You shouldn't need to worry about this difference.
On Linux, the command you mentioned will note down the current user's UID into the airflow environment config, so that the application starts under that user. This makes it so that all the configuration files and folders generated by the application are owned by the logged-in user, as they're mounted from the user's current directory to the docker container.
Note: All I've written below assumes on windows you'd be using linux containers. If you are running windows-native containers, you'll need to check if there's specific airflow instructions for that.
On Windows, the most common way to run docker containers is to run them within a WSL "virtual machine", where a fraction of your computer's resource is used to boot a linux distribution inside Windows.
If your developers are already using WSL directly, and have docker installed inside the WSL instance, then the very same steps apply. As far as airflow is concerned, it's running within a linux host, and it doesn't mind the fact that this is all within yet another windows application. This is likely to be the case if you/your developers are used to a linux-focused development workflow, even within Windows.

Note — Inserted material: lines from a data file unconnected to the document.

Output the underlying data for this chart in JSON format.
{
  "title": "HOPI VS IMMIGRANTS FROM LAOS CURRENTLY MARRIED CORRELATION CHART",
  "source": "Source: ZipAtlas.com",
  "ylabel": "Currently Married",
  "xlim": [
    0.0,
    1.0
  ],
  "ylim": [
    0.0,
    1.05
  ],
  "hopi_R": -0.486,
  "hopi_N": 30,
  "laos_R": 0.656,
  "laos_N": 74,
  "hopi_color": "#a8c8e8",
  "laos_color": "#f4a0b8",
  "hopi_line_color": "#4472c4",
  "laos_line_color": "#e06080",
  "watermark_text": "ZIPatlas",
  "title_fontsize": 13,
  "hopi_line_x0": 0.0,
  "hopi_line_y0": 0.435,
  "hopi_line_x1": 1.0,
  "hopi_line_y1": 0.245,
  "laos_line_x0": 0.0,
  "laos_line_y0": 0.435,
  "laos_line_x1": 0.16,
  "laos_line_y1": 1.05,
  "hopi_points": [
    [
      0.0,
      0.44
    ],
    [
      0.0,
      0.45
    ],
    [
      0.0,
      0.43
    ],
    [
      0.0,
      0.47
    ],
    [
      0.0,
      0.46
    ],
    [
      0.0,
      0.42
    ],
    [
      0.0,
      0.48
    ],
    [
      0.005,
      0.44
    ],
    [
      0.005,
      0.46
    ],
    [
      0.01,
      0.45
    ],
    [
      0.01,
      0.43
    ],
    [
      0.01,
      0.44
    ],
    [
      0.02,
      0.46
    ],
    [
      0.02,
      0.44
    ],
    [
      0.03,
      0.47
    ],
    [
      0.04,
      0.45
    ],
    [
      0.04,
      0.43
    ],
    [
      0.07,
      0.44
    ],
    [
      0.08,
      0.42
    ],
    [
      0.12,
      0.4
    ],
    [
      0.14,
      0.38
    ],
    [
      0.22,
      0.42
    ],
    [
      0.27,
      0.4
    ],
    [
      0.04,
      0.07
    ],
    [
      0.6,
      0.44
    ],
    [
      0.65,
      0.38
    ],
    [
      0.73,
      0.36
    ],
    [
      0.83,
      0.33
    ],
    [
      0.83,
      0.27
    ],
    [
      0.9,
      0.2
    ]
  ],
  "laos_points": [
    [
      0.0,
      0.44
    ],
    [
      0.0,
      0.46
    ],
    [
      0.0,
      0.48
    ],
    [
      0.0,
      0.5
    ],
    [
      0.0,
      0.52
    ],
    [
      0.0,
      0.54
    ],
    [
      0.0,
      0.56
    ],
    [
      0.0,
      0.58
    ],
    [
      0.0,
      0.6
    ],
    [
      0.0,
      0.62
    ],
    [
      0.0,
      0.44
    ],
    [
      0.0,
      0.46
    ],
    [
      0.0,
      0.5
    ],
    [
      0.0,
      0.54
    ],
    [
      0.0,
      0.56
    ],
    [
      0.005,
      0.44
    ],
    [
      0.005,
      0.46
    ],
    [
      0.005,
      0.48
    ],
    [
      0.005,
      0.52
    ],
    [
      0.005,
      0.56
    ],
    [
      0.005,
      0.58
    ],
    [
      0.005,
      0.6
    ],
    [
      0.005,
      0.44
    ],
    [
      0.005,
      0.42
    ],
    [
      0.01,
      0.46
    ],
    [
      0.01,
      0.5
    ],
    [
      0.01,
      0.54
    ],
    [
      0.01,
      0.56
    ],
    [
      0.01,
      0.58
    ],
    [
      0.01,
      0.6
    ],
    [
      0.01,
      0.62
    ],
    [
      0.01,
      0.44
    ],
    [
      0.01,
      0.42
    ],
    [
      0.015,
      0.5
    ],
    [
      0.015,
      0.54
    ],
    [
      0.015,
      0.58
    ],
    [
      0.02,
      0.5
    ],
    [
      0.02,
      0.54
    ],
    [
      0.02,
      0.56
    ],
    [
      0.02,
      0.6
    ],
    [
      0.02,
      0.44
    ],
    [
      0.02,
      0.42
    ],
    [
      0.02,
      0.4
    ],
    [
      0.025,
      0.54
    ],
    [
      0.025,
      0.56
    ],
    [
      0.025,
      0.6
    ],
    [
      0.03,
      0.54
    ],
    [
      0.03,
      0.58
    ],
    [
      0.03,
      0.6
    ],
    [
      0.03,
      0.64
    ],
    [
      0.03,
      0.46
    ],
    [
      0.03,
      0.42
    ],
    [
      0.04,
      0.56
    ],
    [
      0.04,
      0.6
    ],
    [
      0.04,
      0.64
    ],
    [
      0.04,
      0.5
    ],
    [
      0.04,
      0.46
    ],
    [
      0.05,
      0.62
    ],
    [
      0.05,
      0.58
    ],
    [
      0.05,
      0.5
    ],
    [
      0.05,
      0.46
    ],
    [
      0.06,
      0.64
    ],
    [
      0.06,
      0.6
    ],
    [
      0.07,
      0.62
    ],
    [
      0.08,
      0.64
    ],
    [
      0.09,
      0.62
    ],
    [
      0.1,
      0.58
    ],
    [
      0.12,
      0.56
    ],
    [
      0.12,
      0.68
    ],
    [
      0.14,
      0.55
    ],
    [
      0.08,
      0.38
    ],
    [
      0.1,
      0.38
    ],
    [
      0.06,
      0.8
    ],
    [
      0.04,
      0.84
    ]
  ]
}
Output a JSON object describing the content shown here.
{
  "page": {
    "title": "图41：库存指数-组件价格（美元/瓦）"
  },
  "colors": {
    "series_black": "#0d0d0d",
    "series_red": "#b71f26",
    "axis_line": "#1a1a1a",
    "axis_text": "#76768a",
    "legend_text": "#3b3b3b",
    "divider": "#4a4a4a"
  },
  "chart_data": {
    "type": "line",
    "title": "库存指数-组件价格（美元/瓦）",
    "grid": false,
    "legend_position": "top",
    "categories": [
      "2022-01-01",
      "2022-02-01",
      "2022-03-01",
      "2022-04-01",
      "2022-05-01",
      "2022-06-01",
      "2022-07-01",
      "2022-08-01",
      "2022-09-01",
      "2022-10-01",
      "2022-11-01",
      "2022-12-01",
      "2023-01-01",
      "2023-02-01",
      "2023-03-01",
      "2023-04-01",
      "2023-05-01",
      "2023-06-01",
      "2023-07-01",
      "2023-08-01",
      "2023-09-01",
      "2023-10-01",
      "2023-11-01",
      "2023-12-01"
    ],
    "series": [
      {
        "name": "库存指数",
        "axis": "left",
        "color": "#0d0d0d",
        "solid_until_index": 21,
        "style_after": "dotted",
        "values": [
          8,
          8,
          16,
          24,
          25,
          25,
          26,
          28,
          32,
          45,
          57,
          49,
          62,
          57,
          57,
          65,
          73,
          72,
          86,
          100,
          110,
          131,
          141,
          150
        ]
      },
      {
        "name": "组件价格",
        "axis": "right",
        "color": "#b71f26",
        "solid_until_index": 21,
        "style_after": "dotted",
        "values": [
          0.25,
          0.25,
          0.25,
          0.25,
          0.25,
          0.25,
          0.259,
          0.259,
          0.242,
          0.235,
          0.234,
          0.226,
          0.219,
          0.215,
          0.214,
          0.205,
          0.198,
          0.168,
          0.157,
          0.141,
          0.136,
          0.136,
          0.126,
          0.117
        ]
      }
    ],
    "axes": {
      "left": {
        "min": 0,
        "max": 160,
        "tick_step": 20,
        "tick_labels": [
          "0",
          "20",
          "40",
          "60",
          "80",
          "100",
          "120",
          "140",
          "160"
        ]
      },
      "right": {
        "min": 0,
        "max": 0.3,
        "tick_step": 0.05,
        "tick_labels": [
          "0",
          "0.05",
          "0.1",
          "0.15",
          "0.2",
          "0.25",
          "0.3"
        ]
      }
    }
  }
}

If on the other hand you're mostly windows-focused, your developers are likely using Docker Desktop or a similar solution. Most if not all of these will bring up a linux virtual machine (likely using WSL themselves), and run docker within the linux environment it provides. In this case, the dags
/logs
/plugins
directories will be on a windows folder, which is then mapped to the WSL distribution, where it's mounted within the container. In this case, when WSL translates the windows-side files for linux-side access, it maps "whichever user is logged in on windows", and the problem you're concerned with disappears.